Writing your thoughts and tasks down may seem like a very simple thing to do, but it is often something we just don’t do or forget to, instead relying on our minds to remember a day’s agenda all at once, which can easily make us feel overwhelmed and often result in forgetting (and further annoyance). When you think of a task, write it down, seal it in ink on paper and let that do the thinking for you until you actually have to. Doing this each morning/each night/whenever you find yourself worrying about something, does wonders to help clear your mind.


Mind and body are not separate. Working on your physical health will help improve your mental health, and vice versa. Exercise is a proven way to help reduce stress and anxiety in our lives, and has also shown effectivity in helping with symptoms of depression. Regular exercise can help clear the mind after a long day or week, and release endorphins that naturally make us feel happier and lighter, provide more energy to your body and help with sleep. Ensuring you are staying active, whether it be an evening walk getting fresh air, or playing a sport or taking a gym class, can help you manage your stress and mental health overall.

Go electronic free at bedtime/after work:

Trouble sleeping can also be a symptom of daily stressors and anxieties and using electronics close to bedtime doesn’t help. Phones, tablets and televisions stimulate the brain, and using them right up until you sleep can sometimes cause issues with sleeping.
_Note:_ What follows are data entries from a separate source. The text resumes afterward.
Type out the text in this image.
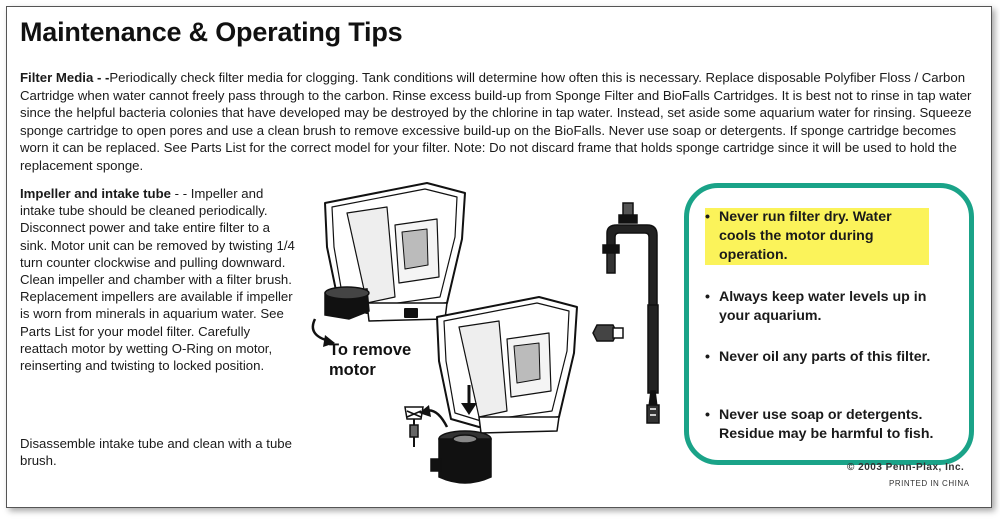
Maintenance & Operating Tips
Filter Media - -Periodically check filter media for clogging. Tank conditions will determine how often this is necessary. Replace disposable Polyfiber Floss / Carbon Cartridge when water cannot freely pass through to the carbon. Rinse excess build-up from Sponge Filter and BioFalls Cartridges. It is best not to rinse in tap water since the helpful bacteria colonies that have developed may be destroyed by the chlorine in tap water. Instead, set aside some aquarium water for rinsing. Squeeze sponge cartridge to open pores and use a clean brush to remove excessive build-up on the BioFalls. Never use soap or detergents. If sponge cartridge becomes worn it can be replaced. See Parts List for the correct model for your filter. Note: Do not discard frame that holds sponge cartridge since it will be used to hold the replacement sponge.
Impeller and intake tube - - Impeller and intake tube should be cleaned periodically. Disconnect power and take entire filter to a sink. Motor unit can be removed by twisting 1/4 turn counter clockwise and pulling downward. Clean impeller and chamber with a filter brush. Replacement impellers are available if impeller is worn from minerals in aquarium water. See Parts List for your model filter. Carefully reattach motor by wetting O-Ring on motor, reinserting and twisting to locked position.
Disassemble intake tube and clean with a tube brush.
To remove motor
• Never run filter dry. Water cools the motor during operation.
• Always keep water levels up in your aquarium.
• Never oil any parts of this filter.
• Never use soap or detergents. Residue may be harmful to fish.
© 2003 Penn-Plax, Inc.
PRINTED IN CHINA
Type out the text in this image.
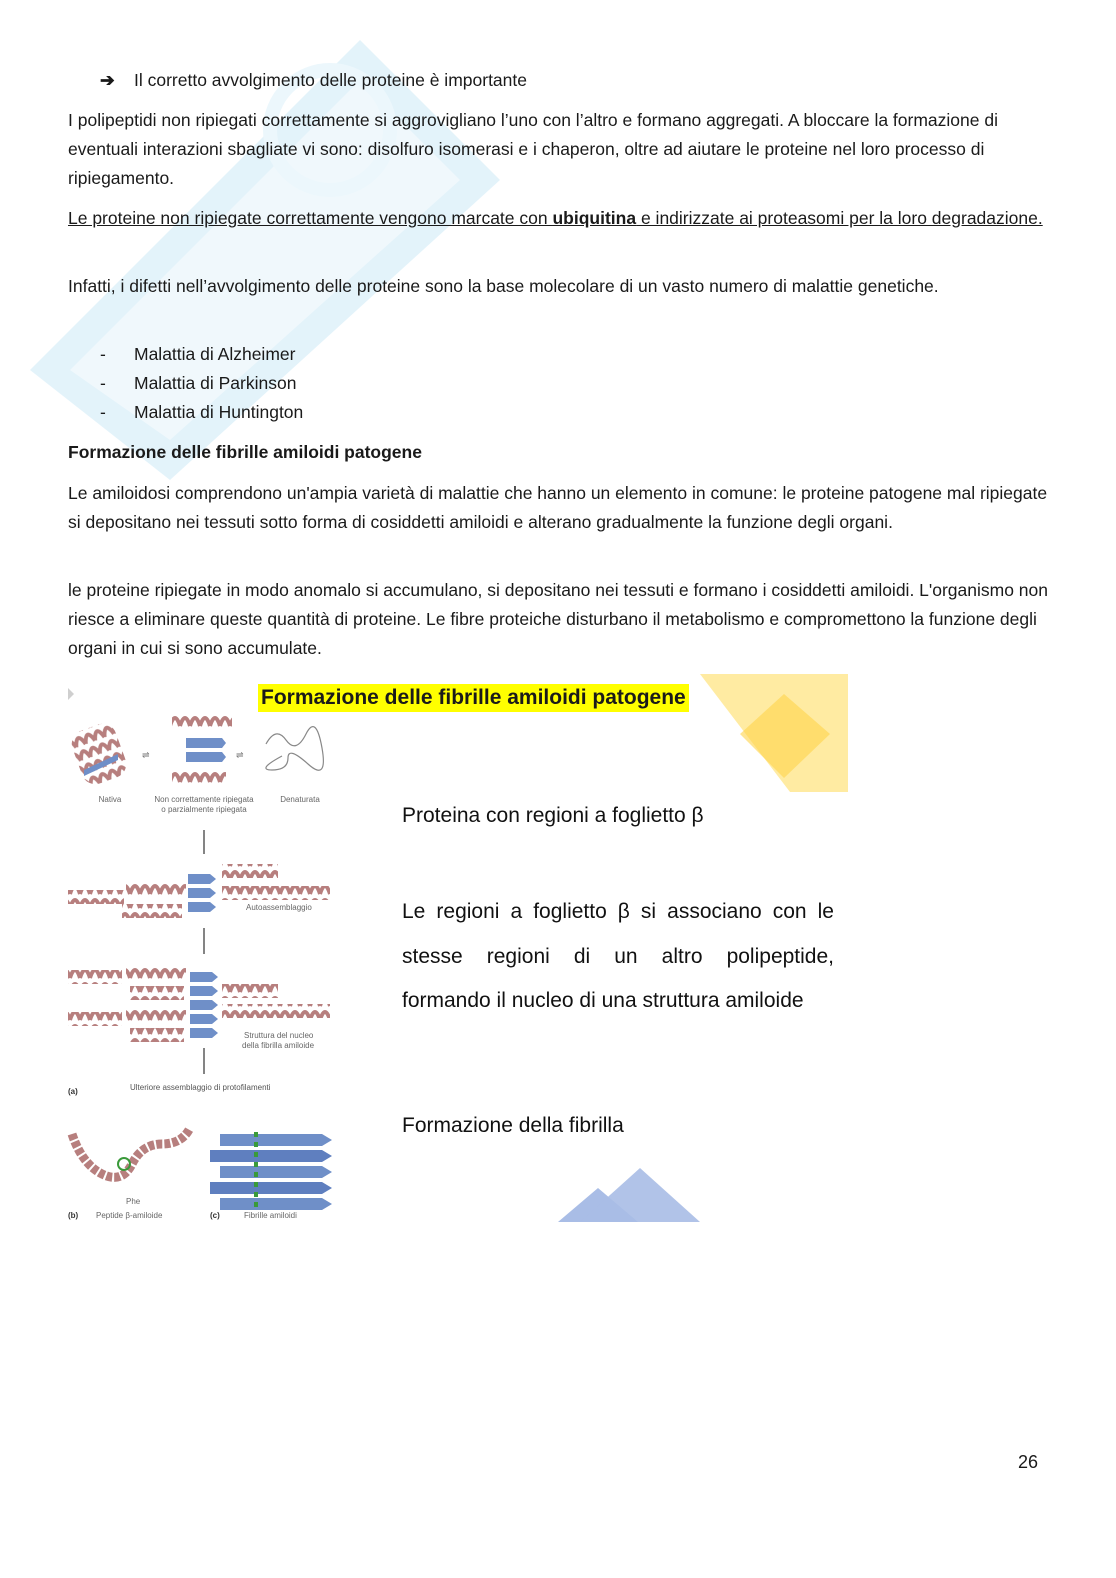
➔ Il corretto avvolgimento delle proteine è importante

I polipeptidi non ripiegati correttamente si aggrovigliano l’uno con l’altro e formano aggregati. A bloccare la formazione di eventuali interazioni sbagliate vi sono: disolfuro isomerasi e i chaperon, oltre ad aiutare le proteine nel loro processo di ripiegamento.

Le proteine non ripiegate correttamente vengono marcate con ubiquitina e indirizzate ai proteasomi per la loro degradazione.

Infatti, i difetti nell’avvolgimento delle proteine sono la base molecolare di un vasto numero di malattie genetiche.

- Malattia di Alzheimer
- Malattia di Parkinson
- Malattia di Huntington
Formazione delle fibrille amiloidi patogene

Le amiloidosi comprendono un'ampia varietà di malattie che hanno un elemento in comune: le proteine patogene mal ripiegate si depositano nei tessuti sotto forma di cosiddetti amiloidi e alterano gradualmente la funzione degli organi.

le proteine ripiegate in modo anomalo si accumulano, si depositano nei tessuti e formano i cosiddetti amiloidi. L'organismo non riesce a eliminare queste quantità di proteine. Le fibre proteiche disturbano il metabolismo e compromettono la funzione degli organi in cui si sono accumulate.

Formazione delle fibrille amiloidi patogene
Proteina con regioni a foglietto β
Le regioni a foglietto β si associano con le stesse regioni di un altro polipeptide, formando il nucleo di una struttura amiloide
Formazione della fibrilla
⇌	⇌
Nativa	Non correttamente ripiegata
o parzialmente ripiegata
Denaturata
Autoassemblaggio
Struttura del nucleo
della fibrilla amiloide
(a)	Ulteriore assemblaggio di protofilamenti
Phe
(b) Peptide β-amiloide	(c)	Fibrille amiloidi
26
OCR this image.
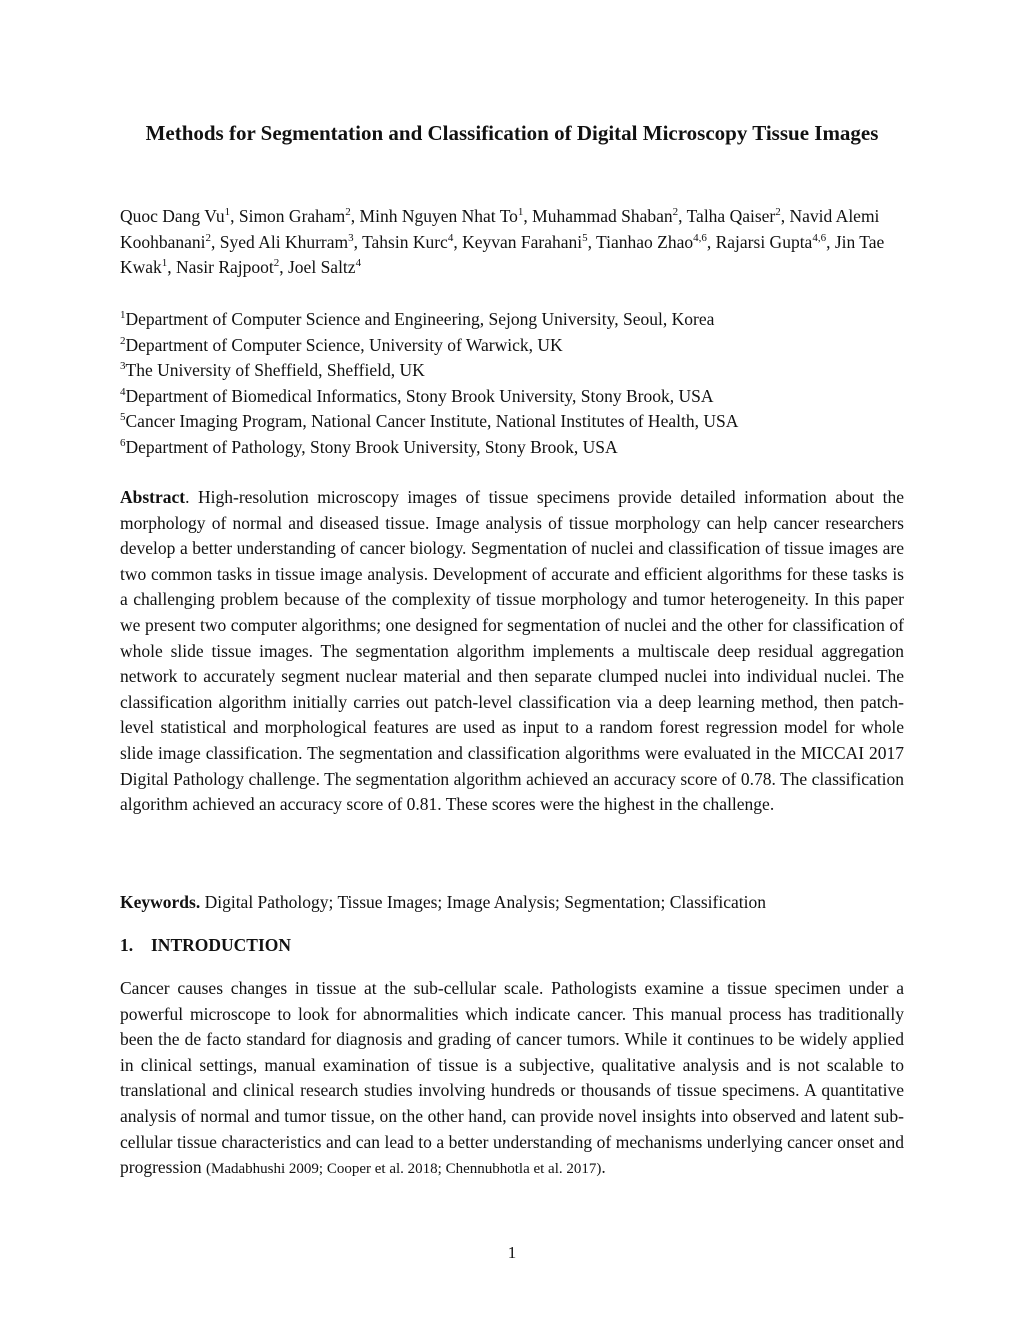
Methods for Segmentation and Classification of Digital Microscopy Tissue Images
Quoc Dang Vu$^1$, Simon Graham$^2$, Minh Nguyen Nhat To$^1$, Muhammad Shaban$^2$, Talha Qaiser$^2$, Navid Alemi Koohbanani$^2$, Syed Ali Khurram$^3$, Tahsin Kurc$^4$, Keyvan Farahani$^5$, Tianhao Zhao$^{4,6}$, Rajarsi Gupta$^{4,6}$, Jin Tae Kwak$^1$, Nasir Rajpoot$^2$, Joel Saltz$^4$
$^1$Department of Computer Science and Engineering, Sejong University, Seoul, Korea
$^2$Department of Computer Science, University of Warwick, UK
$^3$The University of Sheffield, Sheffield, UK
$^4$Department of Biomedical Informatics, Stony Brook University, Stony Brook, USA
$^5$Cancer Imaging Program, National Cancer Institute, National Institutes of Health, USA
$^6$Department of Pathology, Stony Brook University, Stony Brook, USA
Abstract. High-resolution microscopy images of tissue specimens provide detailed information about the morphology of normal and diseased tissue. Image analysis of tissue morphology can help cancer researchers develop a better understanding of cancer biology. Segmentation of nuclei and classification of tissue images are two common tasks in tissue image analysis. Development of accurate and efficient algorithms for these tasks is a challenging problem because of the complexity of tissue morphology and tumor heterogeneity. In this paper we present two computer algorithms; one designed for segmentation of nuclei and the other for classification of whole slide tissue images. The segmentation algorithm implements a multiscale deep residual aggregation network to accurately segment nuclear material and then separate clumped nuclei into individual nuclei. The classification algorithm initially carries out patch-level classification via a deep learning method, then patch-level statistical and morphological features are used as input to a random forest regression model for whole slide image classification. The segmentation and classification algorithms were evaluated in the MICCAI 2017 Digital Pathology challenge. The segmentation algorithm achieved an accuracy score of 0.78. The classification algorithm achieved an accuracy score of 0.81. These scores were the highest in the challenge.
Keywords. Digital Pathology; Tissue Images; Image Analysis; Segmentation; Classification
1. INTRODUCTION
Cancer causes changes in tissue at the sub-cellular scale. Pathologists examine a tissue specimen under a powerful microscope to look for abnormalities which indicate cancer. This manual process has traditionally been the de facto standard for diagnosis and grading of cancer tumors. While it continues to be widely applied in clinical settings, manual examination of tissue is a subjective, qualitative analysis and is not scalable to translational and clinical research studies involving hundreds or thousands of tissue specimens. A quantitative analysis of normal and tumor tissue, on the other hand, can provide novel insights into observed and latent sub-cellular tissue characteristics and can lead to a better understanding of mechanisms underlying cancer onset and progression (Madabhushi 2009; Cooper et al. 2018; Chennubhotla et al. 2017).
1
Instead, try eliminating electronics from your bedroom as best you can and allow your brain time to get used to the idea of switching off. Try reading a book or listening to some relaxing music instead. Having a no-emails after work hours rule can also help you wind down properly after day. Set app restrictions if you have emails on your phone, and turn notifications off, so as you are not prompted to get sucked back into work-mode when you are not there.

Practice relaxation techniques:

Each day, try to set some time aside for you to do the things that you find relaxing and help empty your mind of the day’s happenings and thoughts. Practicing mindfulness is a great way to learn how to enjoy the current moment and for 5-10 minutes empty your mind. Even if your technique does not seem to fully distract you, allowing your brain this time to relax, not think and focus on yourself, can help wonderfully after a long day or experiencing a stressor. Whether it’s reading, doing yoga, painting, playing some music or cooking a nice meal, allowing yourself to enjoy your ‘relaxant’ can help to wind you down and steady the ebbs and flows of anxious thoughts.

Talk to someone:

Above all, talking to someone when you are feeling overwhelmed by worry and stress is the best way to help alleviate it. Whether it be your friend, a family member, a therapist or your doctor, talking to someone who can empathize with how you feel is one of the greatest medicines. Know that you have options to help manage your stress and anxiety, and that help exists in all of the above shapes, sizes and professions. Whether help for your looks like daily exercise, mindfulness, talking to a friend, or consulting a doctor for medical advice if stress/anxiety or depression begin to take too much control, do not be afraid to ask for help. Silence does not mean strength, feeling overwhelmed does not mean lack of control. Asking for help is one of the strongest, and more importantly, responsible things you can do to look after yourself. Make sure you do it.